Despite the promising results of our study, this study has the following limitations. First, the dataset used in our study only consisted of 188 patients, which were collected from a single institute. This single institute dataset may not be able to comprehensively represent the diversified population within the entire country, therefore the robustness of the results in this investigation should be further verified by a larger multi-institute patient cohort. Second, although the segmentation scheme was validated in our previous studies, the tumor segmentation accuracy was not considered.

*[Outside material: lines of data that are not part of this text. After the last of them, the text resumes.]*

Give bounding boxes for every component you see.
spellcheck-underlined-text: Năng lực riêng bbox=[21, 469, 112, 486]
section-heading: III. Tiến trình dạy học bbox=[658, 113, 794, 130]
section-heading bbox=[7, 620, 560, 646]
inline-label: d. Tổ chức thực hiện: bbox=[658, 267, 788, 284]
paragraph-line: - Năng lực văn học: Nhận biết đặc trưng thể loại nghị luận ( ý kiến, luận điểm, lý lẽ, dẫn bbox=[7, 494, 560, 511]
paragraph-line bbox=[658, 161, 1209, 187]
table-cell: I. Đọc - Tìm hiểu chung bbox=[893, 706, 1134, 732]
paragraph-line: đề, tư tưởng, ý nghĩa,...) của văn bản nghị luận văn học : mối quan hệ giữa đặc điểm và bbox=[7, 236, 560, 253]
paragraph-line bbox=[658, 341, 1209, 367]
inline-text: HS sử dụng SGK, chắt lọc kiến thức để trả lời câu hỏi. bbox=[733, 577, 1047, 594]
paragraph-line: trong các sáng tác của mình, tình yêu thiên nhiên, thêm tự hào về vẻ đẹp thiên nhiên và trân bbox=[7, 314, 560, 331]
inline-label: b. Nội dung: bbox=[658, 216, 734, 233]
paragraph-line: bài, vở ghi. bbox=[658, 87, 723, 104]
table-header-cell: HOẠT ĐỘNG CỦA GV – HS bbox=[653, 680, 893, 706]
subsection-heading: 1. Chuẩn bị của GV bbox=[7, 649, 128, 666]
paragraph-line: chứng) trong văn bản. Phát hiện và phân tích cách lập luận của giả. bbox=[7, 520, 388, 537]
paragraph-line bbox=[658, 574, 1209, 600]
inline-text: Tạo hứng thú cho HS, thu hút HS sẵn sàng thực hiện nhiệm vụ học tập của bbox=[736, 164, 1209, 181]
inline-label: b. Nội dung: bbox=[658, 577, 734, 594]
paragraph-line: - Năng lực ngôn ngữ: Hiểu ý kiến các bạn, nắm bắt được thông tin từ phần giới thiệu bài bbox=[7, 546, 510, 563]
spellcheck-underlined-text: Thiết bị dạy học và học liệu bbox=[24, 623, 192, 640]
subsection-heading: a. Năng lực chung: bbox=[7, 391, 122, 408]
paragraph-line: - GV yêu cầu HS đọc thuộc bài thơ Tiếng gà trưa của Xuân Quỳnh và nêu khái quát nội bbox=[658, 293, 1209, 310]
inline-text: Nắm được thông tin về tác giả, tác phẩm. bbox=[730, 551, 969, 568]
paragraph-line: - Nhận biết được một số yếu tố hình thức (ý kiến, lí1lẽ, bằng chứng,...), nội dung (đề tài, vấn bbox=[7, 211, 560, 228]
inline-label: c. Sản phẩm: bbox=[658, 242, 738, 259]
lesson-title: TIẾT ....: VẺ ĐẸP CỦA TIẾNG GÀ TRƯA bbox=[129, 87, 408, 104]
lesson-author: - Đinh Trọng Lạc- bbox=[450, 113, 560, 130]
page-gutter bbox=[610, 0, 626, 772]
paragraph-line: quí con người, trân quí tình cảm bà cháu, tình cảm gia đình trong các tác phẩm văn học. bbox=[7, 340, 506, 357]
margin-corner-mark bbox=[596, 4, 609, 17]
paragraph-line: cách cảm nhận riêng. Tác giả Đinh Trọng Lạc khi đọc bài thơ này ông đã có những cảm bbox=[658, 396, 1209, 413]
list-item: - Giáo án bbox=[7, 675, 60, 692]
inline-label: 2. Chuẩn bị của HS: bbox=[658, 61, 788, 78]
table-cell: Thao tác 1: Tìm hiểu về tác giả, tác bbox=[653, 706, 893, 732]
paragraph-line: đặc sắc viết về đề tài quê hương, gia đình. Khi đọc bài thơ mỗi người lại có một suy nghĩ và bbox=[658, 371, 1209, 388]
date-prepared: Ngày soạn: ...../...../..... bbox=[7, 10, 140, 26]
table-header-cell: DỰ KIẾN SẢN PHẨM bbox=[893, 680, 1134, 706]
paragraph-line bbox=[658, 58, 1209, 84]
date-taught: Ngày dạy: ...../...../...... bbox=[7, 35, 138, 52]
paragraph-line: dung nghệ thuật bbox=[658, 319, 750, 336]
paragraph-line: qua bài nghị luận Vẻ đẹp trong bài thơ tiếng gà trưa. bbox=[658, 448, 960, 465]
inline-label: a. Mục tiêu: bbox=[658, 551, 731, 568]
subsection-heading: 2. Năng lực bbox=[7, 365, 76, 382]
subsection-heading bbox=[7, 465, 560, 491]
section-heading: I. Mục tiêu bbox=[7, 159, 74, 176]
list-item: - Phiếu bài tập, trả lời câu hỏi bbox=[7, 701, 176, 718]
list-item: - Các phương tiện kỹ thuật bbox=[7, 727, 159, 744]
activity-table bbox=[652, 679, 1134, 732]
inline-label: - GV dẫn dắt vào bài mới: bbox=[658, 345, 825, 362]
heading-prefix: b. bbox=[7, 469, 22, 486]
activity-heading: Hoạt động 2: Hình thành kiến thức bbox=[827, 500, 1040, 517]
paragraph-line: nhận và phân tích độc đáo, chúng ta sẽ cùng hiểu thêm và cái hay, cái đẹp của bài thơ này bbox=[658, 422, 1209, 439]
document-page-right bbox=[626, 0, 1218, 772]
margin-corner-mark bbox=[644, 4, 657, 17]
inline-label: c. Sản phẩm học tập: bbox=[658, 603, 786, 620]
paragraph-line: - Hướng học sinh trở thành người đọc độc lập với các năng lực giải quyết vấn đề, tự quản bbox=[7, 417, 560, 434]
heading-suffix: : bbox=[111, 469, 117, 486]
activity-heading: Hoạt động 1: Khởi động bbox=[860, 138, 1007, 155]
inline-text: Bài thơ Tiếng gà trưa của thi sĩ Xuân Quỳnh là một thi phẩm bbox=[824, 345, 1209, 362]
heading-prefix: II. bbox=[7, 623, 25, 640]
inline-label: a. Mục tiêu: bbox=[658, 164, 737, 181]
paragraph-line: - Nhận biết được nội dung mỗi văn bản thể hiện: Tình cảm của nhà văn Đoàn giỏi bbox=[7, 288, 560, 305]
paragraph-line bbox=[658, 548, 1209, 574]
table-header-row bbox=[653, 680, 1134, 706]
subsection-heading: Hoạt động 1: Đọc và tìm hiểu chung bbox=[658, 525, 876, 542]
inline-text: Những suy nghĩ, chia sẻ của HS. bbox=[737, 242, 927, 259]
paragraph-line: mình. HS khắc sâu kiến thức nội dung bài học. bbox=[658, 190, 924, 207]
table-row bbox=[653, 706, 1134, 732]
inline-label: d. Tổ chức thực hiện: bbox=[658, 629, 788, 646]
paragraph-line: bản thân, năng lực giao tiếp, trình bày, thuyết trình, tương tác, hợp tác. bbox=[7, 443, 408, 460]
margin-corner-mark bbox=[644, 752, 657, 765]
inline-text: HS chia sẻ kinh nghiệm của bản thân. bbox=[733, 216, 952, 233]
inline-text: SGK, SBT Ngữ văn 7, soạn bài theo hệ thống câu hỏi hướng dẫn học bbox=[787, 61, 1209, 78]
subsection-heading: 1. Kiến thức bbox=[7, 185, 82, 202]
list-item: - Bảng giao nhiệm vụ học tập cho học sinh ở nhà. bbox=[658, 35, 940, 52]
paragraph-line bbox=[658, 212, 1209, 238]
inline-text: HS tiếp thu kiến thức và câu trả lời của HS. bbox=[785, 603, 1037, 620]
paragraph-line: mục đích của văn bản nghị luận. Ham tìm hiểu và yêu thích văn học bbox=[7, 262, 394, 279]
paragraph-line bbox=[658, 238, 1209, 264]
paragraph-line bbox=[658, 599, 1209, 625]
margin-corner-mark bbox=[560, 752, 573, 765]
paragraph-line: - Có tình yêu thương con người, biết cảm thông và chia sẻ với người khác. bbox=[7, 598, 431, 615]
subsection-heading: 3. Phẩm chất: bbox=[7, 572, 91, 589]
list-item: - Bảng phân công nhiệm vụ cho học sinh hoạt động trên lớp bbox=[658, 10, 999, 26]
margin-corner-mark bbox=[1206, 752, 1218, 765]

The segmentation error may also potentially introduce noise into our 3D features and consequently reduce the predictive performance [45]. Third, only radiomics features were used in the feature performance comparison. Other types of features, such as deep learning features, were not investigated. It would be worthwhile to explore the combination of deep learning features and radiomics features in future studies. In conclusion, our study may provide valuable information for the development of radiomics-based prediction models in the future.